Question 169·Easy·Boundaries
In the early twentieth century, department stores began to employ window displays that transformed shopping into a _____ shoppers gathered outside to watch elaborate scenes of everyday life played out by mannequins.
Which choice completes the text so that it conforms to the conventions of Standard English?
For boundaries questions, check whether the text on each side of the blank is an independent clause (a complete sentence). If so, allow only correct ways to join/separate independent clauses: semicolon, period (with correct capitalization), or comma + coordinating conjunction. Eliminate comma splices (comma alone) and run-ons (no comma before a coordinating conjunction when joining two independent clauses).
Hints
Check what’s on each side of the blank
Look at the words after the blank.
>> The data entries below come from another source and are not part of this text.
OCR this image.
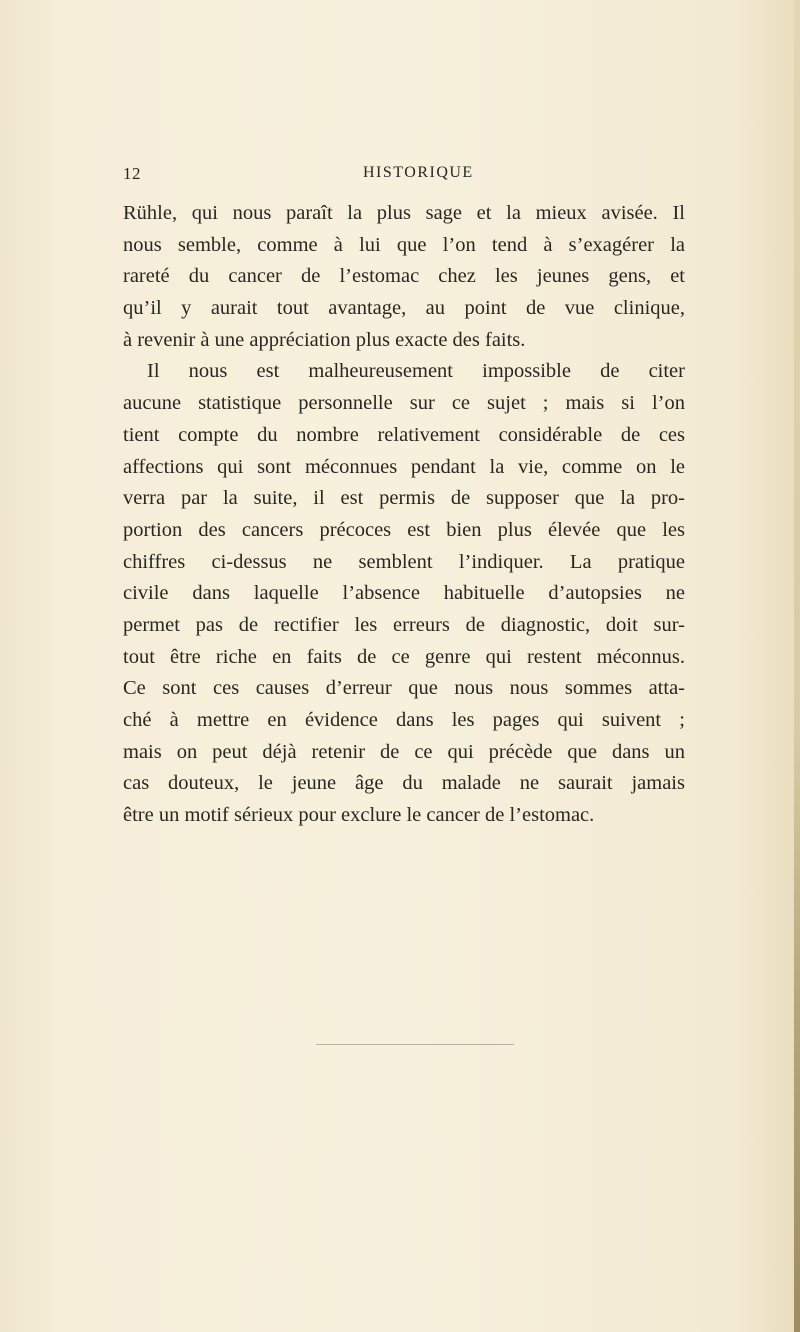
12	HISTORIQUE
Rühle, qui nous paraît la plus sage et la mieux avisée. Il
nous semble, comme à lui que l’on tend à s’exagérer la
rareté du cancer de l’estomac chez les jeunes gens, et
qu’il y aurait tout avantage, au point de vue clinique,
à revenir à une appréciation plus exacte des faits.
Il nous est malheureusement impossible de citer
aucune statistique personnelle sur ce sujet ; mais si l’on
tient compte du nombre relativement considérable de ces
affections qui sont méconnues pendant la vie, comme on le
verra par la suite, il est permis de supposer que la pro-
portion des cancers précoces est bien plus élevée que les
chiffres ci-dessus ne semblent l’indiquer. La pratique
civile dans laquelle l’absence habituelle d’autopsies ne
permet pas de rectifier les erreurs de diagnostic, doit sur-
tout être riche en faits de ce genre qui restent méconnus.
Ce sont ces causes d’erreur que nous nous sommes atta-
ché à mettre en évidence dans les pages qui suivent ;
mais on peut déjà retenir de ce qui précède que dans un
cas douteux, le jeune âge du malade ne saurait jamais
être un motif sérieux pour exclure le cancer de l’estomac.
Do they contain a subject and a verb that could stand alone as a sentence?
Decide whether you’re joining two sentences
If the part after the blank is a complete sentence, you’ll need punctuation that can correctly separate/join two independent clauses.
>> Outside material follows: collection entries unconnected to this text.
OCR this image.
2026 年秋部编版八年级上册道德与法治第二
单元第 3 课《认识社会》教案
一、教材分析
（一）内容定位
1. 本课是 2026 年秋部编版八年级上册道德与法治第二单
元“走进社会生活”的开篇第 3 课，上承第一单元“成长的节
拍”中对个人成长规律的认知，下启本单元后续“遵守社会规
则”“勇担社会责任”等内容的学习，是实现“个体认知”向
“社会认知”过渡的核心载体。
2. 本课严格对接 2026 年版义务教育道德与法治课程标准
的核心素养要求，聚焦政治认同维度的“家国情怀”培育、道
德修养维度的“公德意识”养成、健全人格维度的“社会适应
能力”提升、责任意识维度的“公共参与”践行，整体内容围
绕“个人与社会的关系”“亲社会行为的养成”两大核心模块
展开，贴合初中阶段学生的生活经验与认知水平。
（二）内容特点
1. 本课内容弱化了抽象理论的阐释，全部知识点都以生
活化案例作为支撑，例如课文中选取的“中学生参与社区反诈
Use the capitalization rule
On the SAT, you cannot change capitalization. If a period would force the next word to be capitalized, eliminate that option.
Step-by-step Explanation
Identify what comes before the blank
Read up to the blank:
"In the early twentieth century, department stores began to employ window displays that transformed shopping into a"
The subject is department stores, and the verb phrase is began to employ ... that transformed .... This is the start of an independent clause that will be complete once the object (spectacle) is supplied.
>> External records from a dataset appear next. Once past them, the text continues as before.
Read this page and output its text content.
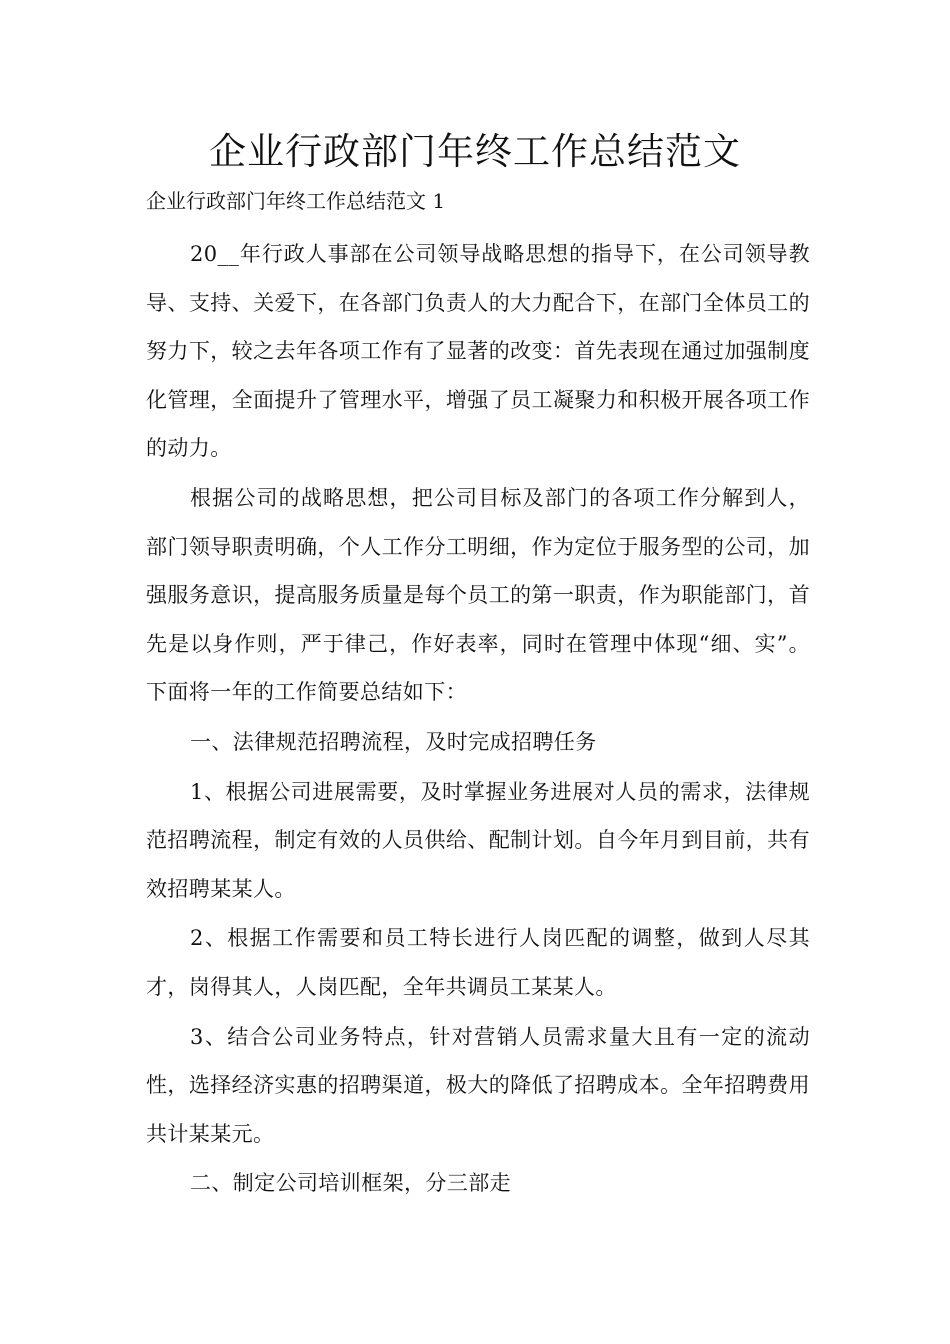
企业行政部门年终工作总结范文
企业行政部门年终工作总结范文 1

20__年行政人事部在公司领导战略思想的指导下，在公司领导教导、支持、关爱下，在各部门负责人的大力配合下，在部门全体员工的努力下，较之去年各项工作有了显著的改变：首先表现在通过加强制度化管理，全面提升了管理水平，增强了员工凝聚力和积极开展各项工作的动力。

根据公司的战略思想，把公司目标及部门的各项工作分解到人，部门领导职责明确，个人工作分工明细，作为定位于服务型的公司，加强服务意识，提高服务质量是每个员工的第一职责，作为职能部门，首先是以身作则，严于律己，作好表率，同时在管理中体现“细、实”。下面将一年的工作简要总结如下：

一、法律规范招聘流程，及时完成招聘任务

1、根据公司进展需要，及时掌握业务进展对人员的需求，法律规范招聘流程，制定有效的人员供给、配制计划。自今年月到目前，共有效招聘某某人。

2、根据工作需要和员工特长进行人岗匹配的调整，做到人尽其才，岗得其人，人岗匹配，全年共调员工某某人。

3、结合公司业务特点，针对营销人员需求量大且有一定的流动性，选择经济实惠的招聘渠道，极大的降低了招聘成本。全年招聘费用共计某某元。

二、制定公司培训框架，分三部走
Identify the clause after the blank
Read after the blank:
"shoppers gathered outside to watch elaborate scenes of everyday life played out by mannequins."
This has a subject (shoppers) and a verb (gathered), so it is an independent clause.
Decide what kind of boundary is needed
Because the text is forming two independent clauses, the blank must supply a boundary that correctly connects or separates independent clauses. Valid choices include:
- a semicolon
- a period (but then the next sentence must start with a capital letter)
- a comma + coordinating conjunction (FANBOYS)
Test each option
Substitute each option into the sentence:
- spectacle and → "...into a spectacle and shoppers gathered..." This uses a coordinating conjunction to join two independent clauses but is missing the required comma before and, creating a run-on.
- spectacle. → "...into a spectacle. shoppers gathered..." After a period, shoppers would need to be capitalized, but capitalization cannot be changed.
- spectacle, → "...into a spectacle, shoppers gathered..." This is a comma splice (two independent clauses joined by only a comma).
- spectacle; → "...into a spectacle; shoppers gathered..." A semicolon correctly joins two independent clauses, so the correct choice is spectacle;.